The need to compete with Amazon, DHL, UPS, Federal Express and other delivery companies has exacerbated the crisis. Theoretically, the Royal Mail has the obligation to deliver letters from Monday to Saturday on all the streets of the United Kingdom, but in practice this is not fulfilled, not even remotely. Two undercover journalists from the Sunday Times have discovered that there is actually an implicit mandate to prioritize parcels, at the expense of other mail, which can languish for days in distribution centres. An elderly man, surprised at not receiving any congratulations on turning 94, went in person to the nearest post office, and they gave him fifty cards that had been accumulating for weeks.
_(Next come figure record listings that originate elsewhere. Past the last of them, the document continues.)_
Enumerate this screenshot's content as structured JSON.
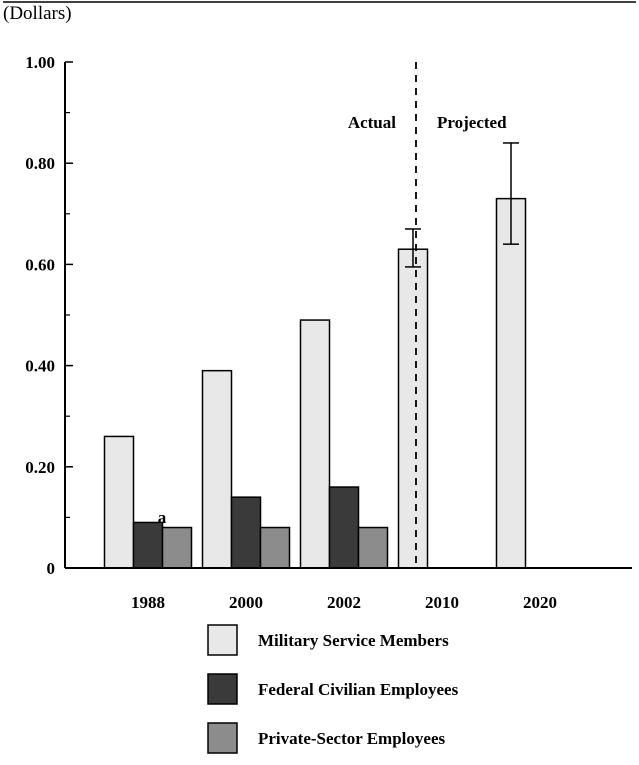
{
  "chart_data": {
    "type": "bar",
    "unit_label": "(Dollars)",
    "categories": [
      "1988",
      "2000",
      "2002",
      "2010",
      "2020"
    ],
    "ylim": [
      0,
      1.0
    ],
    "yticks": [
      "0",
      "0.20",
      "0.40",
      "0.60",
      "0.80",
      "1.00"
    ],
    "yticks_values": [
      0,
      0.2,
      0.4,
      0.6,
      0.8,
      1.0
    ],
    "series": [
      {
        "name": "Military Service Members",
        "color": "#e8e8e8",
        "values": [
          0.26,
          0.39,
          0.49,
          0.63,
          0.73
        ]
      },
      {
        "name": "Federal Civilian Employees",
        "color": "#3a3a3a",
        "values": [
          0.09,
          0.14,
          0.16,
          null,
          null
        ]
      },
      {
        "name": "Private-Sector Employees",
        "color": "#8c8c8c",
        "values": [
          0.08,
          0.08,
          0.08,
          null,
          null
        ]
      }
    ],
    "error_bars": [
      {
        "category": "2010",
        "low": 0.595,
        "high": 0.67
      },
      {
        "category": "2020",
        "low": 0.64,
        "high": 0.84
      }
    ],
    "annotations": {
      "actual_label": "Actual",
      "projected_label": "Projected",
      "footnote_marker": "a"
    },
    "grid": false,
    "legend_position": "bottom"
  }
}
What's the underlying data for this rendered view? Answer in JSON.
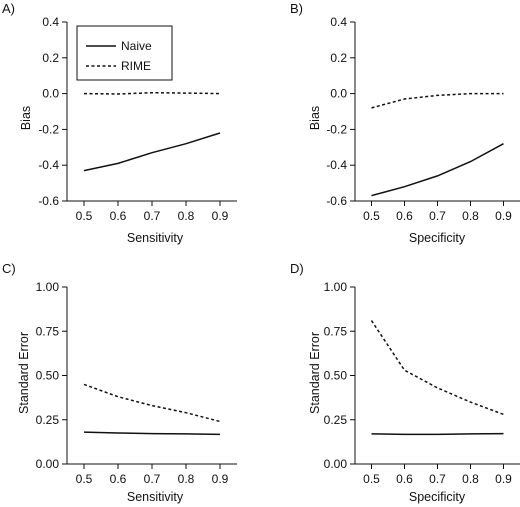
{
  "chart_data": [
    {
      "type": "line",
      "panel_label": "A)",
      "xlabel": "Sensitivity",
      "ylabel": "Bias",
      "x": [
        0.5,
        0.6,
        0.7,
        0.8,
        0.9
      ],
      "xticks": [
        "0.5",
        "0.6",
        "0.7",
        "0.8",
        "0.9"
      ],
      "xlim": [
        0.45,
        0.95
      ],
      "yticks": [
        "-0.6",
        "-0.4",
        "-0.2",
        "0.0",
        "0.2",
        "0.4"
      ],
      "ylim": [
        -0.6,
        0.4
      ],
      "series": [
        {
          "name": "Naive",
          "style": "solid",
          "values": [
            -0.43,
            -0.39,
            -0.33,
            -0.28,
            -0.22
          ]
        },
        {
          "name": "RIME",
          "style": "dashed",
          "values": [
            0.0,
            -0.002,
            0.005,
            0.003,
            0.0
          ]
        }
      ],
      "legend": {
        "placement": "top-left",
        "entries": [
          "Naive",
          "RIME"
        ]
      }
    },
    {
      "type": "line",
      "panel_label": "B)",
      "xlabel": "Specificity",
      "ylabel": "Bias",
      "x": [
        0.5,
        0.6,
        0.7,
        0.8,
        0.9
      ],
      "xticks": [
        "0.5",
        "0.6",
        "0.7",
        "0.8",
        "0.9"
      ],
      "xlim": [
        0.45,
        0.95
      ],
      "yticks": [
        "-0.6",
        "-0.4",
        "-0.2",
        "0.0",
        "0.2",
        "0.4"
      ],
      "ylim": [
        -0.6,
        0.4
      ],
      "series": [
        {
          "style": "solid",
          "values": [
            -0.57,
            -0.52,
            -0.46,
            -0.38,
            -0.28
          ]
        },
        {
          "style": "dashed",
          "values": [
            -0.08,
            -0.03,
            -0.01,
            0.0,
            0.0
          ]
        }
      ]
    },
    {
      "type": "line",
      "panel_label": "C)",
      "xlabel": "Sensitivity",
      "ylabel": "Standard Error",
      "x": [
        0.5,
        0.6,
        0.7,
        0.8,
        0.9
      ],
      "xticks": [
        "0.5",
        "0.6",
        "0.7",
        "0.8",
        "0.9"
      ],
      "xlim": [
        0.45,
        0.95
      ],
      "yticks": [
        "0.00",
        "0.25",
        "0.50",
        "0.75",
        "1.00"
      ],
      "ylim": [
        0,
        1.0
      ],
      "series": [
        {
          "style": "solid",
          "values": [
            0.18,
            0.175,
            0.172,
            0.17,
            0.167
          ]
        },
        {
          "style": "dashed",
          "values": [
            0.45,
            0.38,
            0.33,
            0.29,
            0.24
          ]
        }
      ]
    },
    {
      "type": "line",
      "panel_label": "D)",
      "xlabel": "Specificity",
      "ylabel": "Standard Error",
      "x": [
        0.5,
        0.6,
        0.7,
        0.8,
        0.9
      ],
      "xticks": [
        "0.5",
        "0.6",
        "0.7",
        "0.8",
        "0.9"
      ],
      "xlim": [
        0.45,
        0.95
      ],
      "yticks": [
        "0.00",
        "0.25",
        "0.50",
        "0.75",
        "1.00"
      ],
      "ylim": [
        0,
        1.0
      ],
      "series": [
        {
          "style": "solid",
          "values": [
            0.17,
            0.167,
            0.167,
            0.17,
            0.172
          ]
        },
        {
          "style": "dashed",
          "values": [
            0.81,
            0.53,
            0.43,
            0.35,
            0.28
          ]
        }
      ]
    }
  ]
}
This is what happens if a street manager gets sick.

Digital Christmases have largely replaced paper ones (the Gutenberg galaxy is dying), and between that and the delays of the Royal Mail, lucky will the British be that this Christmas they receive a card before eating the nougats or Santa Claus shows up with the sleigh. Worse yet, millions of citizens routinely miss important official notices, bank statements, and Social Security appointments for an operation or a doctor's visit because they arrive late. Hundreds of thousands of cases are pending in the courts of citizens who have appealed fines because they never received them. Today packages rule, because they make more money (not only are there more of them, but they are increasingly larger, occupying up to 90% of the available space in warehouses and distribution centers and overflowing delivery carts).

Before, not only did the postman call twice, but he was also a professional who knew everything, the names of the neighbors, even in which houses on his route there were dogs with bad tempers, or floors slippery with the rain, or elderly people. with mobility difficulties who were doing a favor if their mail was carried to whatever floor it was. Today most of the veterans have retired, replaced by temporary workers with much lower salaries who, in view of this, do not want to go out of business. Consequence: when the afternoon arrives, the packages have been dispatched, but the letters and cards accumulate dust. And customers are switching to the competition (in 2004 the Royal Mail delivered twenty billion letters, last year, only eight billion).

There are many things that the State does not do better than private companies. But he was pretty good at dealing cards. Today the doorbell doesn't ring by chance and the postman is on leave or delivering packages.